Y no hablemos de diplomacia desinteresada ni de política idealista. Es como si habláramos de filosofía ligera, que, si es ligera, no es filosofía y, si es filosofía no es ligera. La diplomacia y la política no se han hecho ni para el idealismo ni para el desinterés. Se han hecho para defender intereses y para cautelar bienes materiales Creo que el señor Coronel Rawson se reiría de mí si me permitiera hablarle de una artillería acariciadora.

He abusado, señor director, de la amabilidad de usted, le ruego que me dispense por ello y que acepte, con mis atentos saludos, los sentimientos de mi especial consideración.

Federico More

Murillo, 327
Amigo Cerruto:

Ha defendido Ud. dos valores sin revisión. Uno, la universalidad del Arte: otra, la novedad del Arte.

El Arte es tal porque siempre se manifiesta nuevo y eterno. En este se parece al Amor y a la Muerte y resulta, así, la tercera realidad segura en la vida deleznable.

En cada instante el Arte se transforma, porque también se transforma la sensibilidad de los que lo realizan y la de los que lo paladean. Cuando el Arte cambia de matices se dice que ha pasado una generación. Cuando cambia de forma y de contenido se dice que ha nacido un ciclo y, por tanto, ha muerto otro. La misión del artista es ser, en todo instante, hombre de su generación y de su ciclo.

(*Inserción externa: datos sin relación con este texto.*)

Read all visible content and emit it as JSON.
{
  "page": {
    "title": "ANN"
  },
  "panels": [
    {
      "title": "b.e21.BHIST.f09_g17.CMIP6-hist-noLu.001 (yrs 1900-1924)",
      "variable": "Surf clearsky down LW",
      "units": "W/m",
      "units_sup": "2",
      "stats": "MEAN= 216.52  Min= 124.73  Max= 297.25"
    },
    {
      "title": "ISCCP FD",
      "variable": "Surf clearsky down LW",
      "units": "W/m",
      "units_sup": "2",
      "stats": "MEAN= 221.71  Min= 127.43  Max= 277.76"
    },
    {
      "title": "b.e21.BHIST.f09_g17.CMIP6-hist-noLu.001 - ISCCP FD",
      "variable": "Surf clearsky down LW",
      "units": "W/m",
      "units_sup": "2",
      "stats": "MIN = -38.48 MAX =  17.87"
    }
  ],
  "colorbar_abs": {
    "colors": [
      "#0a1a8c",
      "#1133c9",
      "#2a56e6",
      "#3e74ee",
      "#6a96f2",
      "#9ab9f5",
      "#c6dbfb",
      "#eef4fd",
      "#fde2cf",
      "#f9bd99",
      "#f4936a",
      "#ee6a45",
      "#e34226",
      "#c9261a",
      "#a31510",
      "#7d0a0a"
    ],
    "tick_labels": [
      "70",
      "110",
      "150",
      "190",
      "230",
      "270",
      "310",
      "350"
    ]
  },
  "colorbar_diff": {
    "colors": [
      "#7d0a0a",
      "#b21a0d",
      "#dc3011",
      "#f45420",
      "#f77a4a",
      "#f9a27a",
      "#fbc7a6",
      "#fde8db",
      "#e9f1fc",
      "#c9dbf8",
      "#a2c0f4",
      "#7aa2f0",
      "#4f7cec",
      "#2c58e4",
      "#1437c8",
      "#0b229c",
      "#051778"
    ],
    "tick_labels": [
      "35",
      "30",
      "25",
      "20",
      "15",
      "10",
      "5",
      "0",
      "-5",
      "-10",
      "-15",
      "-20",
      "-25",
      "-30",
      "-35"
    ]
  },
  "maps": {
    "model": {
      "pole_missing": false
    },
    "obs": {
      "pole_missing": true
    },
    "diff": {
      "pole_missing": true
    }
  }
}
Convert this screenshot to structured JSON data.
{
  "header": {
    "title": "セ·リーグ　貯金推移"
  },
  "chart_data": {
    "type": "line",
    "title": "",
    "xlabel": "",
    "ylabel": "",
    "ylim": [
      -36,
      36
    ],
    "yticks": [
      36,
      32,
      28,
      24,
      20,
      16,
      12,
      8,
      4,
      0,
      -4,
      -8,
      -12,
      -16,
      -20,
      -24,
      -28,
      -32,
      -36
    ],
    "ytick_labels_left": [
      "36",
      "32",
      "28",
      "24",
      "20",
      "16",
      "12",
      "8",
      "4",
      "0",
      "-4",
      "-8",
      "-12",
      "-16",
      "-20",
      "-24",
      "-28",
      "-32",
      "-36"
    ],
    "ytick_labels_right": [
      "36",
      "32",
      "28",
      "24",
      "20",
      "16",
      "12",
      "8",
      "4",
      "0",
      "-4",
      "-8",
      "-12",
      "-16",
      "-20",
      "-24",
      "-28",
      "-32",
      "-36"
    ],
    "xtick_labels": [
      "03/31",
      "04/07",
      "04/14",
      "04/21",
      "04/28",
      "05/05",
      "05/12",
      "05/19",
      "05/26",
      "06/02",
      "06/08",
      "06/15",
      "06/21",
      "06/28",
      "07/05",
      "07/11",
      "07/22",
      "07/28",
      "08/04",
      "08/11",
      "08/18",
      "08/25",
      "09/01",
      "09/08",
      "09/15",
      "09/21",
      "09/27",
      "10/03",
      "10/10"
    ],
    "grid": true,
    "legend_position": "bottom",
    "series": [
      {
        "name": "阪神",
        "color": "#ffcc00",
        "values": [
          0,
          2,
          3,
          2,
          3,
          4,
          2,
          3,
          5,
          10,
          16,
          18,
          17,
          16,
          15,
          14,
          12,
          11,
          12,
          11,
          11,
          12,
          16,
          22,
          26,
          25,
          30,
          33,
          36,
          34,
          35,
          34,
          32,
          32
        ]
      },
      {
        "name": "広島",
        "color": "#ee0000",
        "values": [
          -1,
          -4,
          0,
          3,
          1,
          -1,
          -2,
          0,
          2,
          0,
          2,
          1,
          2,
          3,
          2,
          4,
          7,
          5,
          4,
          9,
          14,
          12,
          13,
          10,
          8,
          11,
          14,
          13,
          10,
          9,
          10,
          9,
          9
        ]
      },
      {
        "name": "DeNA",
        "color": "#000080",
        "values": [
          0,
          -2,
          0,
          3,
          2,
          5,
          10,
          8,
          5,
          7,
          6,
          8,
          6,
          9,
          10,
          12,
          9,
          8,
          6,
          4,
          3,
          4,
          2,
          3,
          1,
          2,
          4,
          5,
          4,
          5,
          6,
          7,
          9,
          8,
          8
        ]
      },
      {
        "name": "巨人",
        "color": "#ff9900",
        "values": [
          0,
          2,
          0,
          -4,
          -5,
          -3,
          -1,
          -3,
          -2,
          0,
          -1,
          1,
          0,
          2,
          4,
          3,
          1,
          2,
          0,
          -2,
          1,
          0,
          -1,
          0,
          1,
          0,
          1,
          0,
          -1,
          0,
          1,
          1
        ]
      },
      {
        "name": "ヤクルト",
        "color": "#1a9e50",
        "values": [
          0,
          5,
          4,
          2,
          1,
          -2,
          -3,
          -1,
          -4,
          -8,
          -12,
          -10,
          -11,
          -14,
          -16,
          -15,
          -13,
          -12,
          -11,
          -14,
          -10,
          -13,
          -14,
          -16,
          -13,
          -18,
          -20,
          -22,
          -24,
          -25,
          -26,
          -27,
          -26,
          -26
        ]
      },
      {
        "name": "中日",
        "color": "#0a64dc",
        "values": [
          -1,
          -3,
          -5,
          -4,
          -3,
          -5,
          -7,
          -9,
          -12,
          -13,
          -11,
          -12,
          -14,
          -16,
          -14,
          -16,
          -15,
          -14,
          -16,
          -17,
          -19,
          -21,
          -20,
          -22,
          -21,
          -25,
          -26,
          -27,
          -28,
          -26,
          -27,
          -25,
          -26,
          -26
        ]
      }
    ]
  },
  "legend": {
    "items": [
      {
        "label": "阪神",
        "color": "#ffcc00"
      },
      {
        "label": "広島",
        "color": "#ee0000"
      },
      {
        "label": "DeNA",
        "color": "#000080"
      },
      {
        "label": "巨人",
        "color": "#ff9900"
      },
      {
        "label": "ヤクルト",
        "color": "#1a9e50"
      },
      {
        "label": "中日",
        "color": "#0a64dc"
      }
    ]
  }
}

Variable y pobre como la luz y como los mitos estéticos, el Arte es la más afirmativa expresión de lo que lo humano tiene de divino.

Usted, hombre de su generación y de su ciclo, ha sabido decir que el Arte, flor de un minuto y un lugar, debe contener en si todas las posibilidades del tiempo y del espacio.
Recordemos, amigo Cerruto, la frase del viejo Bernard Shaw: “Si quieres ser universal, escribe a propósito de tu aldea”.